“Several students, the group argued, felt uncomfortable either supporting President Trump or engaging in civil discourse that the university might consider biased or offensive”
Why is free speech an ongoing problem on American college campuses? Shouldn’t that be one of the places where it’s never a problem?
FOX News reports:
University of Illinois settles suit with free speech group
The University of Illinois has settled in a lawsuit brought by a free speech group claiming that the Urbana-Champaign campus was violating the First Amendment with rules surrounding political and other forms of speech.
Fox News previously reported on the lawsuit, which was filed in 2019 and targeted three particular aspects of the university’s practices: the bias response team (BART), restrictions on posting flyers for political candidates, and “no contact directives” (NCT) that effectively function as restraining orders.
Speech First brought the case on behalf of member students attending the university. Several students, the group argued, felt uncomfortable either supporting President Trump or engaging in civil discourse that the university might consider biased or offensive — a charge the group says could result in punishment including possible expulsion from university housing.
The settlement, obtained by Fox News and filed on Tuesday, includes an agreement that the university wouldn’t reinstate a requirement — repealed in July of 2019 — for prior approval of “promotional materials of candidates for non-campus elections.”

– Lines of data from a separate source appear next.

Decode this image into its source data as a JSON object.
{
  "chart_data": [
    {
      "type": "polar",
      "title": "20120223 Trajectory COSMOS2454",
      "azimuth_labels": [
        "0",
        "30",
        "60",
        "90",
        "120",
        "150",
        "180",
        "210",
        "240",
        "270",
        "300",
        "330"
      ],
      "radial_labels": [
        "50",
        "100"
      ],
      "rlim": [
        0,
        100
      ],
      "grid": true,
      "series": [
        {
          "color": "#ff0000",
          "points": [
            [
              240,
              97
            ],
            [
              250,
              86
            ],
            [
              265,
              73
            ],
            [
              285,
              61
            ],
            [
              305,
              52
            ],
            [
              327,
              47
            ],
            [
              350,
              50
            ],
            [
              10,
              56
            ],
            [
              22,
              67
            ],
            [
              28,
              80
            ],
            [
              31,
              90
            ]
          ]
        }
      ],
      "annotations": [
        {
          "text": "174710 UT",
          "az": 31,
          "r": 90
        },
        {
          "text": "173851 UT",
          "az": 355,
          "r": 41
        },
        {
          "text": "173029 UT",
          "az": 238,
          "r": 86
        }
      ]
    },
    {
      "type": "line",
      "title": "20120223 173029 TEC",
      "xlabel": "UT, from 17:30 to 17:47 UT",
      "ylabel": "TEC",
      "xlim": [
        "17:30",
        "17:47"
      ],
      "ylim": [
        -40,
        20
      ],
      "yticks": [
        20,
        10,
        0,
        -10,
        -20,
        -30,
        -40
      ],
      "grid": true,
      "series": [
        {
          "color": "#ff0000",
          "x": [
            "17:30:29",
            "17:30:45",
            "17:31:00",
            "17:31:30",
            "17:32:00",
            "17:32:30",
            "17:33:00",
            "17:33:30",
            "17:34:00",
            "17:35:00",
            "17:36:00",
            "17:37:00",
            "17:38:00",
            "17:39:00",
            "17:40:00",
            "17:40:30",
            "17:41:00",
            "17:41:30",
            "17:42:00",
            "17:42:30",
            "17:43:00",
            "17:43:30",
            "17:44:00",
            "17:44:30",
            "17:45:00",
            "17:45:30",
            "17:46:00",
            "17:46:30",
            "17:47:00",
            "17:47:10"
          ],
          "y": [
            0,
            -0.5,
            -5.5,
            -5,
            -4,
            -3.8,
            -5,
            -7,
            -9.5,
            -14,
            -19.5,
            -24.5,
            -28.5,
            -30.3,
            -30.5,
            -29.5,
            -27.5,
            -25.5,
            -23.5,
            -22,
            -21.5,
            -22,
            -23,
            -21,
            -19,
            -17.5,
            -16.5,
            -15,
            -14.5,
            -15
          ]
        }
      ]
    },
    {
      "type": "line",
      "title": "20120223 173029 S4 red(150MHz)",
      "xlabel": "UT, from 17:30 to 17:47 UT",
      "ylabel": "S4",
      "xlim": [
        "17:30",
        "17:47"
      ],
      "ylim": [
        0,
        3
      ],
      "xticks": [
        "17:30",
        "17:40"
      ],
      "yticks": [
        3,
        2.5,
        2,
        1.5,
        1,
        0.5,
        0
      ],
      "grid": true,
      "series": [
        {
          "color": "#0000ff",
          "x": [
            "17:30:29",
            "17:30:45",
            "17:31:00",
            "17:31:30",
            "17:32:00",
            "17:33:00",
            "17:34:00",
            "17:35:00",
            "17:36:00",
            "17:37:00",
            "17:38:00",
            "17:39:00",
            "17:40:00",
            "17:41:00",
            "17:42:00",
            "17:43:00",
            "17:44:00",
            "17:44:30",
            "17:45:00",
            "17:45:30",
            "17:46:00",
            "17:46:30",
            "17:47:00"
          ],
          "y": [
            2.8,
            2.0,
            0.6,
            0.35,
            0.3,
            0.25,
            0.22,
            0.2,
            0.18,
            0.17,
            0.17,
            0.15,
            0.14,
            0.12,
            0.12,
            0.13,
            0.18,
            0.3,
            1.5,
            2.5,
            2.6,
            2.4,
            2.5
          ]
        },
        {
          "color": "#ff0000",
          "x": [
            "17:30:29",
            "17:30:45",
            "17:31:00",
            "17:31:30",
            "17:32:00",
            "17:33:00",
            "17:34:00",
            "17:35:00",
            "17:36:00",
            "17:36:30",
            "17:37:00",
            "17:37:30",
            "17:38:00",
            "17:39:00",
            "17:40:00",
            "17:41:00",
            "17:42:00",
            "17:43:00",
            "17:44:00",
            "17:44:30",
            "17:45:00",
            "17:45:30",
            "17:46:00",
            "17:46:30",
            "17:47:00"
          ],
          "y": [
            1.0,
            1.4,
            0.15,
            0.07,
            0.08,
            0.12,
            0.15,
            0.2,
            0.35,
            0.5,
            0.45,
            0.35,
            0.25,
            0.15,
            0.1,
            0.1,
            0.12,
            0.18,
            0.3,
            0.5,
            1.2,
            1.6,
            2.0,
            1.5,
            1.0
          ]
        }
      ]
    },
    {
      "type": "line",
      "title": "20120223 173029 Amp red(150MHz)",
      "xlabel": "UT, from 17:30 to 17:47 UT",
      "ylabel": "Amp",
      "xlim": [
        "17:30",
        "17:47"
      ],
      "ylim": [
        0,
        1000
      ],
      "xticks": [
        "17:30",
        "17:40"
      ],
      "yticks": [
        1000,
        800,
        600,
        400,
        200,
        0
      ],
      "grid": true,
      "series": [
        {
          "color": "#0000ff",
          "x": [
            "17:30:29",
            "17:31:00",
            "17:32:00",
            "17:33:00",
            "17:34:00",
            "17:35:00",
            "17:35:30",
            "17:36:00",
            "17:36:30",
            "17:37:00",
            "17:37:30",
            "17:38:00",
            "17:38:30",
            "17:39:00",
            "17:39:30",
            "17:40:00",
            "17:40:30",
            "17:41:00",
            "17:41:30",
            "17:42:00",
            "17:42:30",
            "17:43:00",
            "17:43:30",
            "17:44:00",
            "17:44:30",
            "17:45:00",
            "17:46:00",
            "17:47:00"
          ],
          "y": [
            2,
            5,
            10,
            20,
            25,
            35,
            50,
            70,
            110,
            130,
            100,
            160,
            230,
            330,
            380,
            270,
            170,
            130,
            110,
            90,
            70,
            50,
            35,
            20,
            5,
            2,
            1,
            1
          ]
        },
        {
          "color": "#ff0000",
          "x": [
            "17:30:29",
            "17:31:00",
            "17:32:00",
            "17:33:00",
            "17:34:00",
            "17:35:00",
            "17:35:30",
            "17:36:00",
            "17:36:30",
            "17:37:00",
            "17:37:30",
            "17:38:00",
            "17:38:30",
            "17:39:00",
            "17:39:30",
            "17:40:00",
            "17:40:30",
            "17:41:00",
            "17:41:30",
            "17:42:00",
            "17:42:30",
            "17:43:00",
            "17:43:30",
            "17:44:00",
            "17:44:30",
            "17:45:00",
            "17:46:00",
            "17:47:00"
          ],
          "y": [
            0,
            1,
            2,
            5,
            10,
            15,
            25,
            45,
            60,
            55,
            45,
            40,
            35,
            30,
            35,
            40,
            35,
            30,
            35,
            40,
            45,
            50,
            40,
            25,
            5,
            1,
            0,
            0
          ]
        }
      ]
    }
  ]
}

It also clarified that the BART and “Bias Incident Protocol” (BIP) “have no authority to impose any form of discipline on any student.”
“These policy changes clarify that the university administration may not intimidate students into silence by accusing them of ‘bias,’” said Speech First president and founder Nicole Neily.
“As an alumna, I was particularly dismayed to see an institution that I once loved employing draconian, unconstitutional policies to muzzle speech with which they disagreed – my fellow Illini deserve better, and we are proud that this settlement makes clearer where the school’s authority ends.”